A Falsifiable Geometric–Thermodynamic Framework for Emergent Cosmic Acceleration

We present a falsifiable, test-driven framework to assess the hypothesis that latetime cosmic acceleration emerges from the thermodynamic and geometric properties of spacetime rather than from a fundamental cosmological constant. The manuscript is organized into three operational criteria. Criterion A reconstructs the background expansion directly from model-independent data without assuming a fundamental Λ. Criterion B tests whether the reconstructed background is internally consistent with the observed linear growth of structure under standard General Relativity.
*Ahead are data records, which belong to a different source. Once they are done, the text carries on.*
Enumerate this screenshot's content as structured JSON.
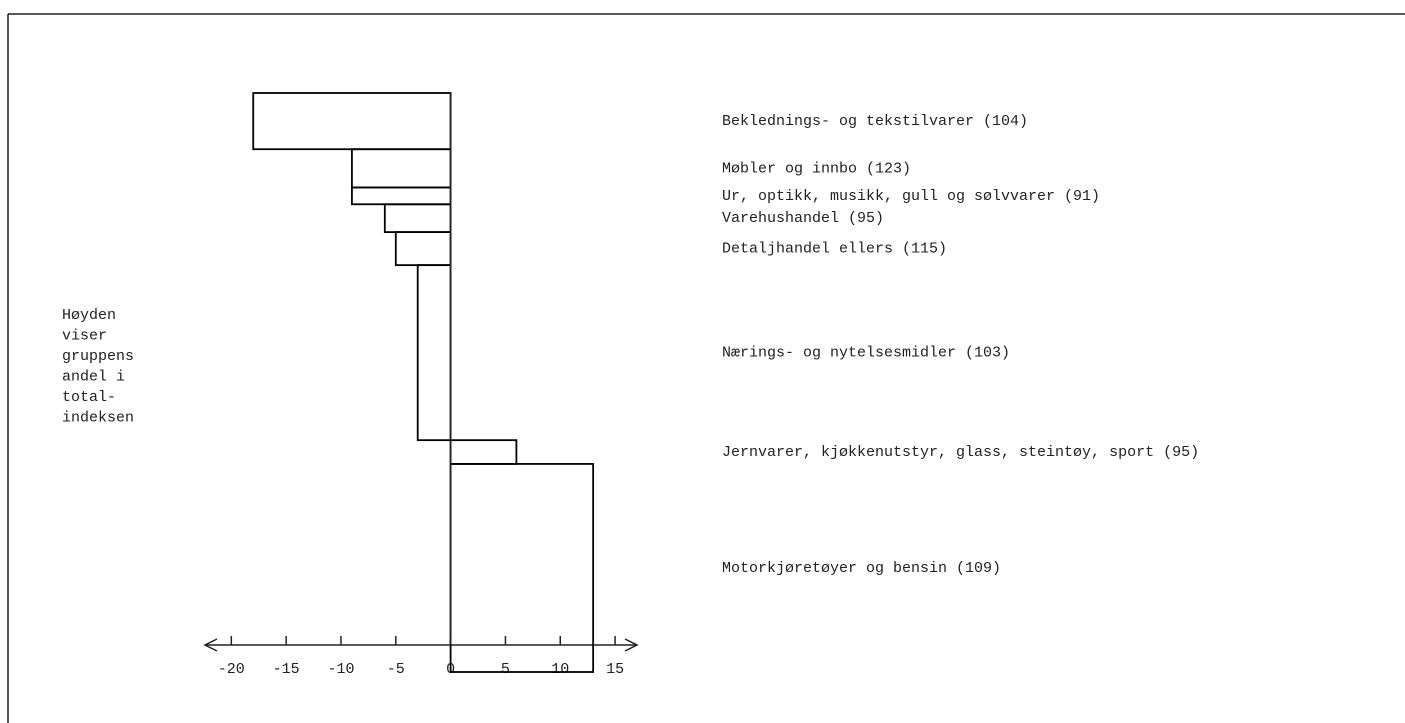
{
  "chart_data": {
    "type": "bar",
    "orientation": "horizontal",
    "categories": [
      "Beklednings- og tekstilvarer (104)",
      "Møbler og innbo (123)",
      "Ur, optikk, musikk, gull og sølvvarer (91)",
      "Varehushandel (95)",
      "Detaljhandel ellers (115)",
      "Nærings- og nytelsesmidler (103)",
      "Jernvarer, kjøkkenutstyr, glass, steintøy, sport (95)",
      "Motorkjøretøyer og bensin (109)"
    ],
    "values": [
      -18,
      -9,
      -9,
      -6,
      -5,
      -3,
      6,
      13
    ],
    "weights": [
      9.7,
      6.6,
      2.9,
      4.8,
      5.7,
      30.2,
      4.1,
      35.9
    ],
    "annotation": [
      "Høyden",
      "viser",
      "gruppens",
      "andel i",
      "total-",
      "indeksen"
    ],
    "xlim": [
      -22.4,
      17
    ],
    "xticks": [
      -20,
      -15,
      -10,
      -5,
      0,
      5,
      10,
      15
    ],
    "color": "#000000"
  }
}
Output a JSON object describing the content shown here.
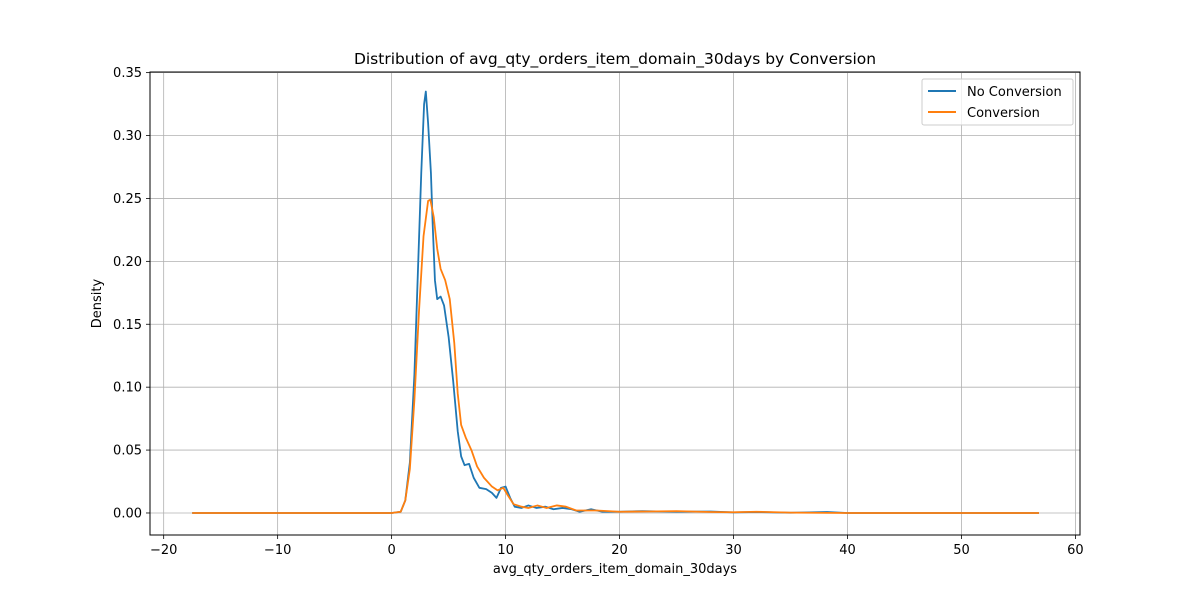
{
  "chart_data": {
    "type": "line",
    "title": "Distribution of avg_qty_orders_item_domain_30days by Conversion",
    "xlabel": "avg_qty_orders_item_domain_30days",
    "ylabel": "Density",
    "xlim": [
      -21.2,
      60.4
    ],
    "ylim": [
      -0.0175,
      0.3505
    ],
    "x_ticks": [
      -20,
      -10,
      0,
      10,
      20,
      30,
      40,
      50,
      60
    ],
    "x_tick_labels": [
      "−20",
      "−10",
      "0",
      "10",
      "20",
      "30",
      "40",
      "50",
      "60"
    ],
    "y_ticks": [
      0.0,
      0.05,
      0.1,
      0.15,
      0.2,
      0.25,
      0.3,
      0.35
    ],
    "y_tick_labels": [
      "0.00",
      "0.05",
      "0.10",
      "0.15",
      "0.20",
      "0.25",
      "0.30",
      "0.35"
    ],
    "grid": true,
    "legend_position": "top-right",
    "series": [
      {
        "name": "No Conversion",
        "color": "#1f77b4",
        "points": [
          [
            -17.5,
            0.0
          ],
          [
            0.0,
            0.0
          ],
          [
            0.8,
            0.001
          ],
          [
            1.2,
            0.01
          ],
          [
            1.6,
            0.04
          ],
          [
            2.0,
            0.11
          ],
          [
            2.3,
            0.19
          ],
          [
            2.6,
            0.27
          ],
          [
            2.85,
            0.325
          ],
          [
            3.0,
            0.335
          ],
          [
            3.2,
            0.31
          ],
          [
            3.45,
            0.27
          ],
          [
            3.6,
            0.23
          ],
          [
            3.8,
            0.185
          ],
          [
            4.0,
            0.17
          ],
          [
            4.3,
            0.172
          ],
          [
            4.6,
            0.165
          ],
          [
            5.0,
            0.14
          ],
          [
            5.4,
            0.105
          ],
          [
            5.8,
            0.065
          ],
          [
            6.1,
            0.045
          ],
          [
            6.4,
            0.038
          ],
          [
            6.8,
            0.039
          ],
          [
            7.2,
            0.028
          ],
          [
            7.7,
            0.02
          ],
          [
            8.3,
            0.019
          ],
          [
            8.8,
            0.016
          ],
          [
            9.2,
            0.012
          ],
          [
            9.6,
            0.02
          ],
          [
            10.0,
            0.021
          ],
          [
            10.4,
            0.012
          ],
          [
            10.8,
            0.005
          ],
          [
            11.4,
            0.004
          ],
          [
            12.0,
            0.006
          ],
          [
            12.7,
            0.004
          ],
          [
            13.5,
            0.005
          ],
          [
            14.2,
            0.003
          ],
          [
            15.0,
            0.004
          ],
          [
            15.8,
            0.003
          ],
          [
            16.5,
            0.001
          ],
          [
            17.5,
            0.003
          ],
          [
            18.5,
            0.001
          ],
          [
            20.0,
            0.001
          ],
          [
            22.0,
            0.0015
          ],
          [
            25.0,
            0.001
          ],
          [
            28.0,
            0.0012
          ],
          [
            30.0,
            0.0005
          ],
          [
            32.0,
            0.0008
          ],
          [
            35.0,
            0.0002
          ],
          [
            38.2,
            0.0008
          ],
          [
            40.0,
            0.0
          ],
          [
            56.8,
            0.0
          ]
        ]
      },
      {
        "name": "Conversion",
        "color": "#ff7f0e",
        "points": [
          [
            -17.5,
            0.0
          ],
          [
            0.0,
            0.0
          ],
          [
            0.8,
            0.001
          ],
          [
            1.2,
            0.01
          ],
          [
            1.6,
            0.035
          ],
          [
            2.0,
            0.09
          ],
          [
            2.4,
            0.16
          ],
          [
            2.8,
            0.22
          ],
          [
            3.2,
            0.248
          ],
          [
            3.4,
            0.249
          ],
          [
            3.7,
            0.235
          ],
          [
            4.0,
            0.21
          ],
          [
            4.3,
            0.194
          ],
          [
            4.7,
            0.185
          ],
          [
            5.1,
            0.17
          ],
          [
            5.5,
            0.135
          ],
          [
            5.8,
            0.095
          ],
          [
            6.1,
            0.07
          ],
          [
            6.5,
            0.06
          ],
          [
            7.0,
            0.05
          ],
          [
            7.5,
            0.037
          ],
          [
            8.1,
            0.028
          ],
          [
            8.8,
            0.021
          ],
          [
            9.3,
            0.018
          ],
          [
            9.8,
            0.02
          ],
          [
            10.2,
            0.014
          ],
          [
            10.7,
            0.007
          ],
          [
            11.4,
            0.005
          ],
          [
            12.0,
            0.004
          ],
          [
            12.8,
            0.006
          ],
          [
            13.6,
            0.004
          ],
          [
            14.5,
            0.006
          ],
          [
            15.3,
            0.005
          ],
          [
            16.2,
            0.002
          ],
          [
            17.0,
            0.002
          ],
          [
            18.0,
            0.002
          ],
          [
            20.0,
            0.001
          ],
          [
            22.5,
            0.0012
          ],
          [
            25.0,
            0.0015
          ],
          [
            28.0,
            0.0008
          ],
          [
            30.0,
            0.0006
          ],
          [
            32.0,
            0.001
          ],
          [
            35.0,
            0.0003
          ],
          [
            40.0,
            0.0
          ],
          [
            56.8,
            0.0
          ]
        ]
      }
    ]
  }
}
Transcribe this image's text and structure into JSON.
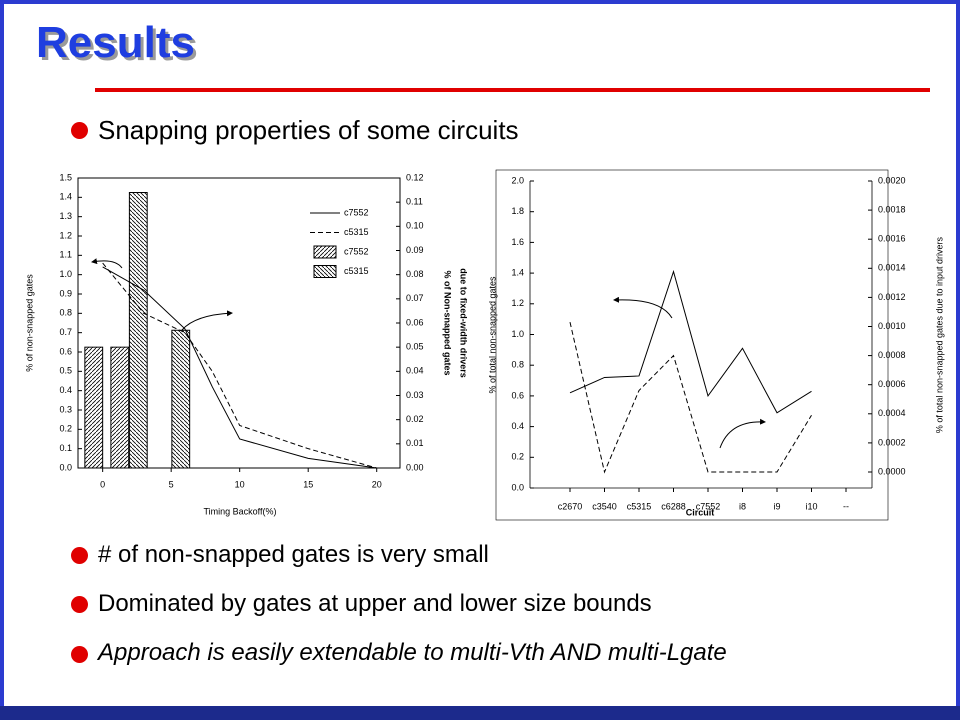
{
  "title": "Results",
  "bullets": [
    "Snapping properties of some circuits",
    "# of non-snapped gates is very small",
    "Dominated by gates at upper and lower size bounds",
    "Approach is easily extendable to multi-Vth AND multi-Lgate"
  ],
  "chart_data": [
    {
      "type": "line",
      "xlabel": "Timing Backoff(%)",
      "ylabel": "% of non-snapped gates",
      "y2label": [
        "% of Non-snapped gates",
        "due to fixed-width drivers"
      ],
      "xlim": [
        -1.8,
        21.7
      ],
      "xticks": [
        0,
        5,
        10,
        15,
        20
      ],
      "ylim": [
        0,
        1.5
      ],
      "yticks": [
        {
          "value": 0,
          "label": "0.0"
        },
        0.1,
        0.2,
        0.3,
        0.4,
        0.5,
        0.6,
        0.7,
        0.8,
        0.9,
        {
          "value": 1,
          "label": "1.0"
        },
        1.1,
        1.2,
        1.3,
        1.4,
        1.5
      ],
      "y2lim": [
        0,
        0.12
      ],
      "y2ticks": [
        {
          "value": 0,
          "label": "0.00"
        },
        0.01,
        0.02,
        0.03,
        0.04,
        0.05,
        0.06,
        0.07,
        0.08,
        0.09,
        {
          "value": 0.1,
          "label": "0.10"
        },
        0.11,
        0.12
      ],
      "legend": "upper right",
      "series": [
        {
          "name": "c7552",
          "type": "line",
          "style": "solid",
          "color": "#000000",
          "x": [
            0,
            3,
            6,
            8,
            10,
            15,
            20
          ],
          "values": [
            1.04,
            0.92,
            0.72,
            0.42,
            0.15,
            0.05,
            0
          ]
        },
        {
          "name": "c5315",
          "type": "line",
          "style": "dashed",
          "color": "#000000",
          "x": [
            0,
            3,
            6,
            8,
            10,
            15,
            20
          ],
          "values": [
            1.06,
            0.8,
            0.7,
            0.5,
            0.22,
            0.1,
            0
          ]
        },
        {
          "name": "c7552",
          "type": "bar",
          "hatch": "/",
          "axis": "y2",
          "color": "#000000",
          "x": [
            -0.65,
            1.25
          ],
          "values": [
            0.05,
            0.05
          ]
        },
        {
          "name": "c5315",
          "type": "bar",
          "hatch": "\\",
          "axis": "y2",
          "color": "#000000",
          "x": [
            2.6,
            5.7
          ],
          "values": [
            0.114,
            0.057
          ]
        }
      ]
    },
    {
      "type": "line",
      "xlabel": "Circuit",
      "ylabel": "% of total non-snapped gates",
      "y2label": [
        "% of total non-snapped gates due to input drivers"
      ],
      "categories": [
        "c2670",
        "c3540",
        "c5315",
        "c6288",
        "c7552",
        "i8",
        "i9",
        "i10",
        "--"
      ],
      "ylim": [
        0,
        2
      ],
      "yticks": [
        {
          "value": 0,
          "label": "0.0"
        },
        0.2,
        0.4,
        0.6,
        0.8,
        {
          "value": 1,
          "label": "1.0"
        },
        1.2,
        1.4,
        1.6,
        1.8,
        {
          "value": 2,
          "label": "2.0"
        }
      ],
      "y2lim": [
        -0.00011,
        0.002
      ],
      "y2ticks": [
        {
          "value": 0,
          "label": "0.0000"
        },
        {
          "value": 0.0002,
          "label": "0.0002"
        },
        {
          "value": 0.0004,
          "label": "0.0004"
        },
        {
          "value": 0.0006,
          "label": "0.0006"
        },
        {
          "value": 0.0008,
          "label": "0.0008"
        },
        {
          "value": 0.001,
          "label": "0.0010"
        },
        {
          "value": 0.0012,
          "label": "0.0012"
        },
        {
          "value": 0.0014,
          "label": "0.0014"
        },
        {
          "value": 0.0016,
          "label": "0.0016"
        },
        {
          "value": 0.0018,
          "label": "0.0018"
        },
        {
          "value": 0.002,
          "label": "0.0020"
        }
      ],
      "series": [
        {
          "type": "line",
          "style": "solid",
          "color": "#000000",
          "values": [
            0.62,
            0.72,
            0.73,
            1.41,
            0.6,
            0.91,
            0.49,
            0.63,
            null
          ]
        },
        {
          "type": "line",
          "style": "dashed",
          "color": "#000000",
          "axis": "y2",
          "values": [
            0.00103,
            0,
            0.00056,
            0.0008,
            0,
            0,
            0,
            0.00039,
            null
          ]
        }
      ]
    }
  ]
}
Criterion C1 closes the program for a concrete realization by estimating, from observations, the single dimensionless parameter that controls the acceleration scale in the Jacobson-motivated holographic dark energy (HDE) completion. Using Pantheon+ Type Ia supernovae and the DESI 2024 combined BAO likelihood (ALL, full covariance), we obtain an empirical best fit cbest = 0.95 with χ2 min = 914.327 for the adopted SN+BAO likelihood pipeline (real-data run). These results do not by themselves validate an emergent-acceleration ontology, but they implement the intended logic of the program: The hypothesis is made testable, the parameter is measurable, and any future thermodynamic first-principles prediction for c becomes a direct pass/fail target.